USPTO Issues AI Subject Matter Eligibility Guidance | Sheppard Mullin Richter & Hampton LLP
The USPTO has published updated patent eligibility guidance (effective July 17, 2024) for AI-related inventions to help determine subject matter eligibility under 35 § U.S.C. 101. This guidance is timely as roughly 20% of all recent patent filings are AI related. It is important to note that based on prior guidance from February 2024, if an AI tool itself invents something, that is not patentable. Only inventions with significant human contribution are patentable. Thus, this does not preclude AI-assisted inventions. This February guidance was supplemented in April 2024 with AI guidance for practitioners and a request for comments on the impact of AI on certain patentability considerations, including what qualifies as prior art and the assessment of the level of ordinary skills in the art. The period for comments remains open until July 29, 2024.
In this July 2024 guidance (“July Guidance”), the USPTO includes three new examples with additional analyses under 35 § U.S.C. 101 of hypothetical claims to address particular inquiries, such as whether a claim recites an abstract idea or whether a claim integrates the abstract idea into a practical application.

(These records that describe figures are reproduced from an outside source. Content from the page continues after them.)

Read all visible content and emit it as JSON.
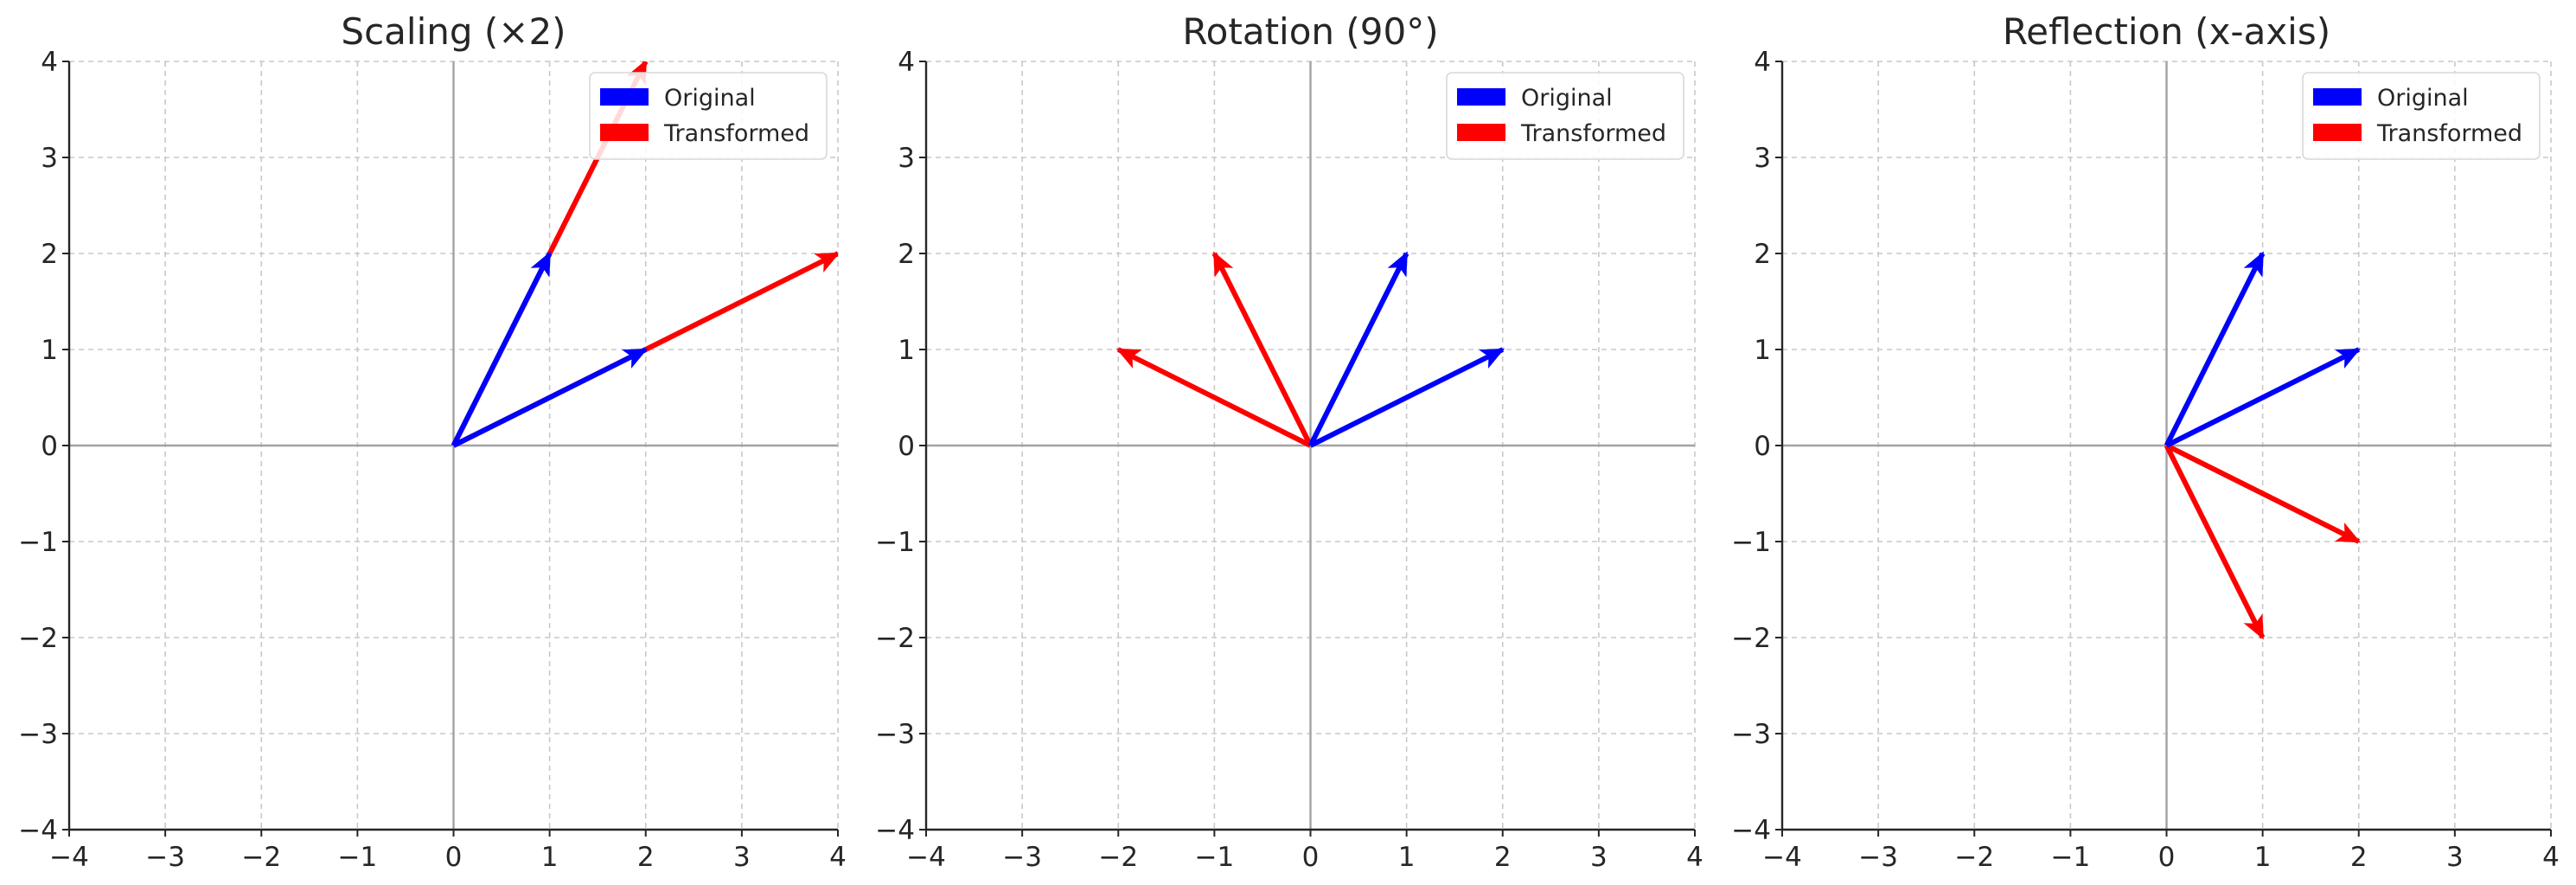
{
  "chart_data": [
    {
      "type": "vector_field",
      "title": "Scaling (×2)",
      "xlabel": "",
      "ylabel": "",
      "xlim": [
        -4,
        4
      ],
      "ylim": [
        -4,
        4
      ],
      "x_ticks": [
        "−4",
        "−3",
        "−2",
        "−1",
        "0",
        "1",
        "2",
        "3",
        "4"
      ],
      "y_ticks": [
        "−4",
        "−3",
        "−2",
        "−1",
        "0",
        "1",
        "2",
        "3",
        "4"
      ],
      "grid": true,
      "legend_position": "top-right",
      "series": [
        {
          "name": "Original",
          "color": "#0000ff",
          "vectors": [
            {
              "x0": 0,
              "y0": 0,
              "x1": 1,
              "y1": 2
            },
            {
              "x0": 0,
              "y0": 0,
              "x1": 2,
              "y1": 1
            }
          ]
        },
        {
          "name": "Transformed",
          "color": "#ff0000",
          "vectors": [
            {
              "x0": 0,
              "y0": 0,
              "x1": 2,
              "y1": 4
            },
            {
              "x0": 0,
              "y0": 0,
              "x1": 4,
              "y1": 2
            }
          ]
        }
      ]
    },
    {
      "type": "vector_field",
      "title": "Rotation (90°)",
      "xlabel": "",
      "ylabel": "",
      "xlim": [
        -4,
        4
      ],
      "ylim": [
        -4,
        4
      ],
      "x_ticks": [
        "−4",
        "−3",
        "−2",
        "−1",
        "0",
        "1",
        "2",
        "3",
        "4"
      ],
      "y_ticks": [
        "−4",
        "−3",
        "−2",
        "−1",
        "0",
        "1",
        "2",
        "3",
        "4"
      ],
      "grid": true,
      "legend_position": "top-right",
      "series": [
        {
          "name": "Original",
          "color": "#0000ff",
          "vectors": [
            {
              "x0": 0,
              "y0": 0,
              "x1": 1,
              "y1": 2
            },
            {
              "x0": 0,
              "y0": 0,
              "x1": 2,
              "y1": 1
            }
          ]
        },
        {
          "name": "Transformed",
          "color": "#ff0000",
          "vectors": [
            {
              "x0": 0,
              "y0": 0,
              "x1": -2,
              "y1": 1
            },
            {
              "x0": 0,
              "y0": 0,
              "x1": -1,
              "y1": 2
            }
          ]
        }
      ]
    },
    {
      "type": "vector_field",
      "title": "Reflection (x-axis)",
      "xlabel": "",
      "ylabel": "",
      "xlim": [
        -4,
        4
      ],
      "ylim": [
        -4,
        4
      ],
      "x_ticks": [
        "−4",
        "−3",
        "−2",
        "−1",
        "0",
        "1",
        "2",
        "3",
        "4"
      ],
      "y_ticks": [
        "−4",
        "−3",
        "−2",
        "−1",
        "0",
        "1",
        "2",
        "3",
        "4"
      ],
      "grid": true,
      "legend_position": "top-right",
      "series": [
        {
          "name": "Original",
          "color": "#0000ff",
          "vectors": [
            {
              "x0": 0,
              "y0": 0,
              "x1": 1,
              "y1": 2
            },
            {
              "x0": 0,
              "y0": 0,
              "x1": 2,
              "y1": 1
            }
          ]
        },
        {
          "name": "Transformed",
          "color": "#ff0000",
          "vectors": [
            {
              "x0": 0,
              "y0": 0,
              "x1": 1,
              "y1": -2
            },
            {
              "x0": 0,
              "y0": 0,
              "x1": 2,
              "y1": -1
            }
          ]
        }
      ]
    }
  ]
}
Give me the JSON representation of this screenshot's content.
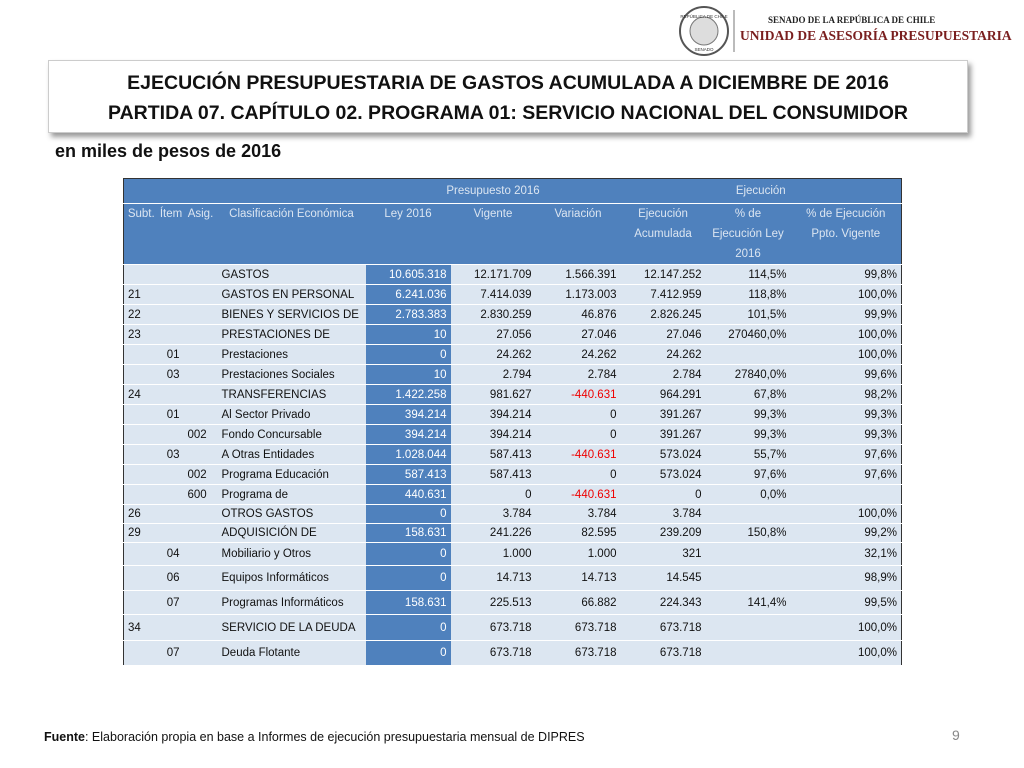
{
  "logo": {
    "line1": "SENADO DE LA REPÚBLICA DE CHILE",
    "line2": "UNIDAD DE ASESORÍA PRESUPUESTARIA",
    "seal_top": "REPÚBLICA DE CHILE",
    "seal_bottom": "SENADO"
  },
  "title": {
    "line1": "EJECUCIÓN PRESUPUESTARIA DE GASTOS ACUMULADA A DICIEMBRE DE 2016",
    "line2": "PARTIDA 07. CAPÍTULO 02. PROGRAMA 01: SERVICIO NACIONAL DEL CONSUMIDOR"
  },
  "subtitle": "en miles de pesos de 2016",
  "table": {
    "group_headers": [
      "Presupuesto 2016",
      "Ejecución"
    ],
    "headers": [
      "Subt.",
      "Ítem",
      "Asig.",
      "Clasificación Económica",
      "Ley 2016",
      "Vigente",
      "Variación",
      "Ejecución Acumulada",
      "% de Ejecución Ley 2016",
      "% de Ejecución Ppto. Vigente"
    ],
    "rows": [
      [
        null,
        null,
        null,
        "GASTOS",
        "10.605.318",
        "12.171.709",
        "1.566.391",
        "12.147.252",
        "114,5%",
        "99,8%"
      ],
      [
        "21",
        null,
        null,
        "GASTOS EN PERSONAL",
        "6.241.036",
        "7.414.039",
        "1.173.003",
        "7.412.959",
        "118,8%",
        "100,0%"
      ],
      [
        "22",
        null,
        null,
        "BIENES Y SERVICIOS DE",
        "2.783.383",
        "2.830.259",
        "46.876",
        "2.826.245",
        "101,5%",
        "99,9%"
      ],
      [
        "23",
        null,
        null,
        "PRESTACIONES DE",
        "10",
        "27.056",
        "27.046",
        "27.046",
        "270460,0%",
        "100,0%"
      ],
      [
        null,
        "01",
        null,
        "Prestaciones",
        "0",
        "24.262",
        "24.262",
        "24.262",
        null,
        "100,0%"
      ],
      [
        null,
        "03",
        null,
        "Prestaciones Sociales",
        "10",
        "2.794",
        "2.784",
        "2.784",
        "27840,0%",
        "99,6%"
      ],
      [
        "24",
        null,
        null,
        "TRANSFERENCIAS",
        "1.422.258",
        "981.627",
        "-440.631",
        "964.291",
        "67,8%",
        "98,2%"
      ],
      [
        null,
        "01",
        null,
        "Al Sector Privado",
        "394.214",
        "394.214",
        "0",
        "391.267",
        "99,3%",
        "99,3%"
      ],
      [
        null,
        null,
        "002",
        "Fondo Concursable",
        "394.214",
        "394.214",
        "0",
        "391.267",
        "99,3%",
        "99,3%"
      ],
      [
        null,
        "03",
        null,
        "A Otras Entidades",
        "1.028.044",
        "587.413",
        "-440.631",
        "573.024",
        "55,7%",
        "97,6%"
      ],
      [
        null,
        null,
        "002",
        "Programa Educación",
        "587.413",
        "587.413",
        "0",
        "573.024",
        "97,6%",
        "97,6%"
      ],
      [
        null,
        null,
        "600",
        "Programa de",
        "440.631",
        "0",
        "-440.631",
        "0",
        "0,0%",
        null
      ],
      [
        "26",
        null,
        null,
        "OTROS GASTOS",
        "0",
        "3.784",
        "3.784",
        "3.784",
        null,
        "100,0%"
      ],
      [
        "29",
        null,
        null,
        "ADQUISICIÓN DE",
        "158.631",
        "241.226",
        "82.595",
        "239.209",
        "150,8%",
        "99,2%"
      ],
      [
        null,
        "04",
        null,
        "Mobiliario y Otros",
        "0",
        "1.000",
        "1.000",
        "321",
        null,
        "32,1%"
      ],
      [
        null,
        "06",
        null,
        "Equipos Informáticos",
        "0",
        "14.713",
        "14.713",
        "14.545",
        null,
        "98,9%"
      ],
      [
        null,
        "07",
        null,
        "Programas Informáticos",
        "158.631",
        "225.513",
        "66.882",
        "224.343",
        "141,4%",
        "99,5%"
      ],
      [
        "34",
        null,
        null,
        "SERVICIO DE LA DEUDA",
        "0",
        "673.718",
        "673.718",
        "673.718",
        null,
        "100,0%"
      ],
      [
        null,
        "07",
        null,
        "Deuda Flotante",
        "0",
        "673.718",
        "673.718",
        "673.718",
        null,
        "100,0%"
      ]
    ]
  },
  "footer": {
    "source_label": "Fuente",
    "source_text": ": Elaboración propia en base  a Informes de ejecución presupuestaria mensual de DIPRES",
    "page_number": "9"
  }
}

Sections I and II of the July Guidance provide background on these issues and prior PTO guidance. Section III of the July Guidance provides an update on certain areas of the USPTO’s subject matter eligibility guidance that are particularly relevant to AI inventions, including: (1) whether a claim recites an abstract idea (at Step 2A, Prong One of the USPTO’s subject matter eligibility analysis); and (2) whether a claim integrates a recited judicial exception into a practical application because the claimed invention improves the functioning of a computer or another technology or technical field (at Step 2A, Prong Two of the USPTO’s subject matter eligibility analysis). Section IV of the July Guidance addresses AI-assisted inventions. Section V addressed the three new Examples (47-49), which are intended to assist examiners in applying the USPTO’s subject matter eligibility guidance to AI inventions during the patent examination process.
Example 47 illustrates the application of the eligibility analysis to claims that recite limitations specific to AI, particularly the use of an artificial neural network to identify or detect anomalies. Example 48 illustrates the application of the eligibility analysis to claims that recite AI-based methods of analyzing speech signals and separating desired speech from extraneous or background speech. Example 49 illustrates the analysis of method claims reciting an AI model that is designed to assist in personalizing medical treatment to the individual characteristics of a particular patient.
It is helpful for the PTO to continue to issue guidance like this and we will continue to monitor further developments.